もう一度触れた唇は、気持ち良さと心地良さが同時にあって、掴まれた腕の力が愛しくて…胸の締め付けが止まらない。



三回目のキスは自粛した。



今日は誠一郎さんの一周忌で、何が何でも送って行かないといけない。



玄関先で靴を履いている時に、誠一郎さんの顔が浮かんだ。



「今思った事があるんだけど」


「はい」


話を聞こうと立ち止まってくれる。



「誠一郎さんは、君に思いやりのある行動が取れる子になって欲しかったんじゃないかな」


「どうしたんですか、突然…」


「何となく、誠一郎さんが俺にそう伝えろって言ってる気がした」



玄関の扉を開けると、昨日の雨が嘘のように晴れ渡っている。



「暑いな…」


体に纏わりつくような、生温い湿度の体感に思わず顔をしかめた。



鍵をかけ、マンションのエレベーターへと向かう。



「蒼汰さんは、私よりもおじいちゃんの気持ちが分かるんですかね」


「まさか…分からない事の方が多かったよ」


「蒼汰さん」


「うん」


「私は、おじいちゃんと話をするのが好きでした」


「うん」



エレベーターに乗り込み、次の言葉を待つ。



「だから、おじいちゃんの言う事は正しいと信じてます」


「うん」


「でも、あの言葉は…私にとっては遺言のようで…」


「うん」


「暫くは、誰かと待ち合わせをする事が苦痛でしょうがなかったです」


「そっか…」


「蒼汰さんは、呪いの言葉だって言ったけど…」


「いや、ごめん…言葉が悪かった」


「違うんです。
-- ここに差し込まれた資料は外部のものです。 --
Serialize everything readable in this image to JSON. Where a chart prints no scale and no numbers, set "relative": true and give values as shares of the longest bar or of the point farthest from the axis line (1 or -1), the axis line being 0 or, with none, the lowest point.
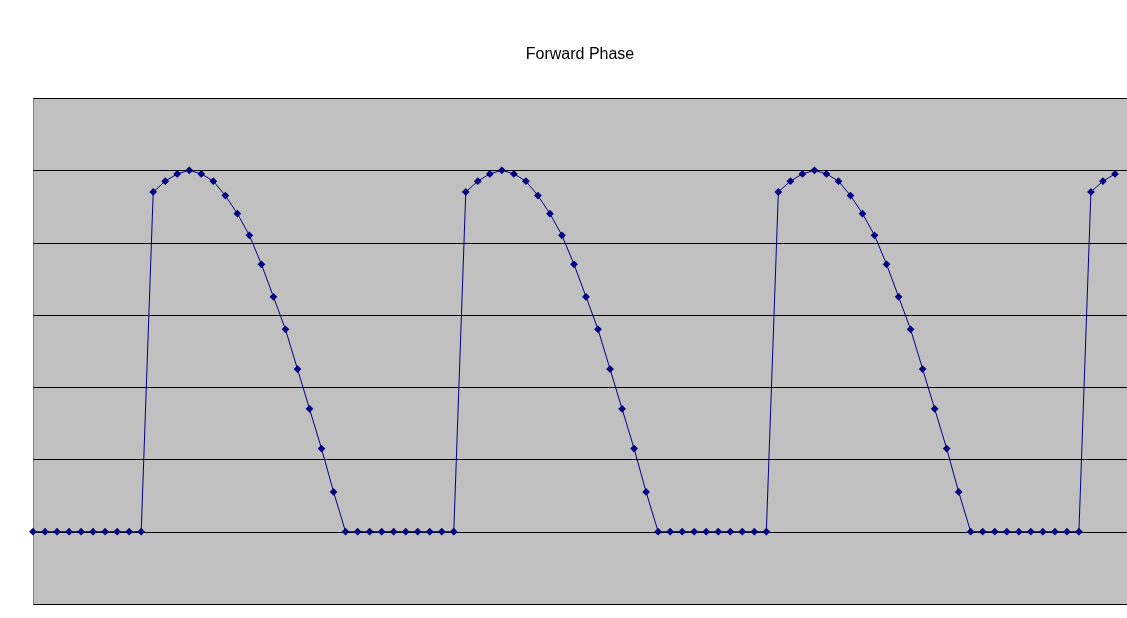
{
  "chart_data": {
    "type": "line",
    "title": "Forward Phase",
    "relative": true,
    "grid": "y",
    "marker": "diamond",
    "line_style": "solid",
    "categories": [
      null,
      null,
      null,
      null,
      null,
      null,
      null,
      null,
      null,
      null,
      null,
      null,
      null,
      null,
      null,
      null,
      null,
      null,
      null,
      null,
      null,
      null,
      null,
      null,
      null,
      null,
      null,
      null,
      null,
      null,
      null,
      null,
      null,
      null,
      null,
      null,
      null,
      null,
      null,
      null,
      null,
      null,
      null,
      null,
      null,
      null,
      null,
      null,
      null,
      null,
      null,
      null,
      null,
      null,
      null,
      null,
      null,
      null,
      null,
      null,
      null,
      null,
      null,
      null,
      null,
      null,
      null,
      null,
      null,
      null,
      null,
      null,
      null,
      null,
      null,
      null,
      null,
      null,
      null,
      null,
      null,
      null,
      null,
      null,
      null,
      null,
      null,
      null,
      null,
      null,
      null
    ],
    "series": [
      {
        "color": "#000080",
        "values": [
          0,
          0,
          0,
          0,
          0,
          0,
          0,
          0,
          0,
          0,
          0.94,
          0.97,
          0.99,
          1,
          0.99,
          0.97,
          0.93,
          0.88,
          0.82,
          0.74,
          0.65,
          0.56,
          0.45,
          0.34,
          0.23,
          0.11,
          0,
          0,
          0,
          0,
          0,
          0,
          0,
          0,
          0,
          0,
          0.94,
          0.97,
          0.99,
          1,
          0.99,
          0.97,
          0.93,
          0.88,
          0.82,
          0.74,
          0.65,
          0.56,
          0.45,
          0.34,
          0.23,
          0.11,
          0,
          0,
          0,
          0,
          0,
          0,
          0,
          0,
          0,
          0,
          0.94,
          0.97,
          0.99,
          1,
          0.99,
          0.97,
          0.93,
          0.88,
          0.82,
          0.74,
          0.65,
          0.56,
          0.45,
          0.34,
          0.23,
          0.11,
          0,
          0,
          0,
          0,
          0,
          0,
          0,
          0,
          0,
          0,
          0.94,
          0.97,
          0.99
        ]
      }
    ]
  }
}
言われた時、そうかもしれないと思いました。おじいちゃんの言葉に囚われて、身動きが出来ないみたいだなって」


「…それはさ、」



エレベーターがロビーへ到着し、駐車場へと向かって歩いた。



「待たせるかもしれない相手の事を考えて行動出来る人になって欲しかったんだと思うよ。人を待たせないようにしようと動く事が、相手の事を思いやる考え方に繋がる。誠一郎さんは、脅迫概念を植え付けたかったんじゃない」



車の鍵を開け、車内に乗り込んだ。


エンジンをかけ、息を吐く。



「君の事が大好きで、愛してやまなかった」



誠一郎さんの想いを代弁しているつもりが、自分の想いと重なった。



「誰かを待たせるとか、待ってなきゃいけないとか。そうゆう話じゃなくて、ナギちゃんはそのままで、誰かを想いやって行動すれば良いんだと思う」



幼い子の手を取るように、握り締めた。



「さぁ、呪いを解きに行こうか」


「はい」



穏やかな表情で、手を小さく握り返してくれる。



「…君は本当に可愛いな」



だから思わずその手に口付けをした。